Namun, walaupun sudah berkembang selama lebih dari satu abad, harus diakui bahwa posisi sastra Indonesia dalam peta literatur dunia saat ini masih terpinggirkan. Sebagai renungan, sejak Hadiah Nobel Sastra diraih pertama kali oleh sastrawan Prancis Sully Prudhomme pada 1901, penulis Indonesia yang pernah masuk nominasi hadiah sastra prestisius itu hanyalah Pramoedya Ananta Toer. Pramoedya adalah sastrawan terkemuka yang menerbitkan novel-novel cemerlang setelah bebas dari hukuman penjara dan diasingkan di Pulau Buru tanpa proses pengadilan oleh rezim Orde Baru selama belasan tahun (1965-1979).
Padahal, selain Pramoedya, sebetulnya banyak sekali penulis Indonesia yang menghasilkan karya sastra yang mengandung banyak nilai-nilai moral, sosial, dan filosofis, sambil mempromosikan budaya Indonesia. Sayangnya, karya mereka tidak dapat dinikmati masyarakat global karena kendala bahasa. Berdasarkan perbincangan dengan Dr. Ibnu Wahyudi, sastrawan dan pengajar Sastra Indonesia di Universitas Indonesia (UI), karya sastra Indonesia sangat potensial untuk mendunia, terutama cerita pendek (cerpen) yang memiliki corak-corak lokalitas. Kekhasan kedaerahan kita yang kaya seharusnya mampu menjadi magnet bagi pembaca asing.
Cerpen bernuansa budaya lokal banyak ditemukan, misalnya, dalam kumpulan-kumpulan cerpen Kompas. Sebut saja cerpen berjudul Mar Beranak di Limas Isa (2011) karya Guntur Alam yang mengisahkan seorang wanita yang telah memasuki usia kepala empat tetapi masih saja melahirkan banyak anak yang semuanya perempuan. Sampai ia melahirkan anak ke-14-nya, ia masih tidak puas karena anaknya juga perempuan. Ia menyimpan obsesi untuk melahirkan seorang anak laki-laki karena menurut tradisi dusun tersebut, yakni di Tanah Abang, Sumatera Selatan, anak laki-laki memiliki hak yang lebih tinggi.
Sastra Indonesia juga akan semakin diapresiasi jika diadaptasi dalam layar lebar. Misalnya Seperti Dendam, Rindu Harus Dibayar Tuntas karya Eka Kurniawan yang diadaptasi menjadi film oleh Edwin. Pada Agustus 2021, film ini berhasil membawa pulang Golden Leopard, hadiah utama dari sesi kompetisi internasional yang diadakan oleh Locarno International Film Festival 2021. Selain itu, menjadi satu-satunya film yang mewakili Indonesia di Festival Film Internasional Tokyo (TIFF) 2021.

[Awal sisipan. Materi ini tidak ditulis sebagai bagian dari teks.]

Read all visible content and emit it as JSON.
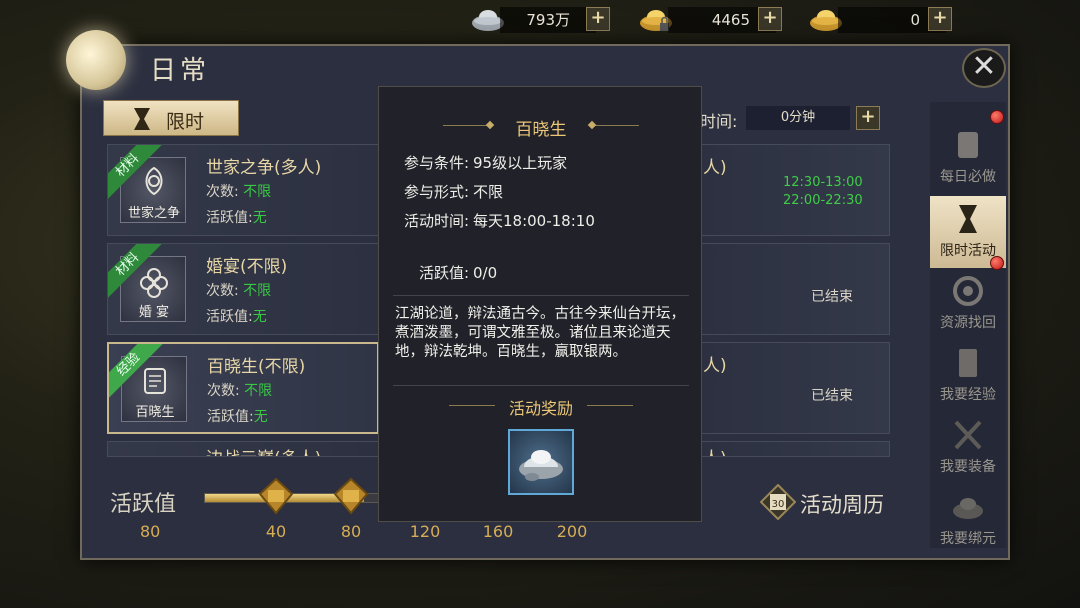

Lokalitas yang dihadirkan dalam novel Gadis Kretek karya Ratih Kumala juga mencapai puncaknya ketika dialihwahanakan menjadi serial original Netflix yang disutradarai Kamila Andini dan Ifa Ifansyah. Gadis Kretek bahkan menduduki peringkat 10 besar serial Netflix terpopuler di enam negara; termasuk Malaysia, Chile, Romania, Meksiko, dan Venezuela.
Perlu dicatat, di Malaysia, popularitas film, sinetron, dan konten hiburan Indonesia semakin meningkat; yang menjadikan industri hiburan Indonesia sebagai bagian penting dari kehidupan sehari-hari masyarakat di negara tersebut. Menurut salah seorang sahabat penulis dari Kuala Lumpur, film seperti KKN di Desa Penari dan Dilan 1990 pernah tayang selama dua hingga tiga minggu dengan penonton yang terus-menerus membeli tiket untuk menontonnya kembali.
Ketertarikan ini tidak hanya terbatas pada film, tetapi juga meluas ke musik Indonesia yang diputar di Malaysia. Beberapa penyanyi Indonesia seperti Cakra Khan, Fabio Asher, Afgan, dan Mahalini juga sangat dikenal di Malaysia. Lagu-lagu seperti Penjaga Hati oleh Nadhif Basalamah, Tak Segampang Itu oleh Anggi Marito, dan Hati-Hati di Jalan oleh Tulus sering terdengar di berbagai tempat, mulai dari radio hingga pusat perbelanjaan.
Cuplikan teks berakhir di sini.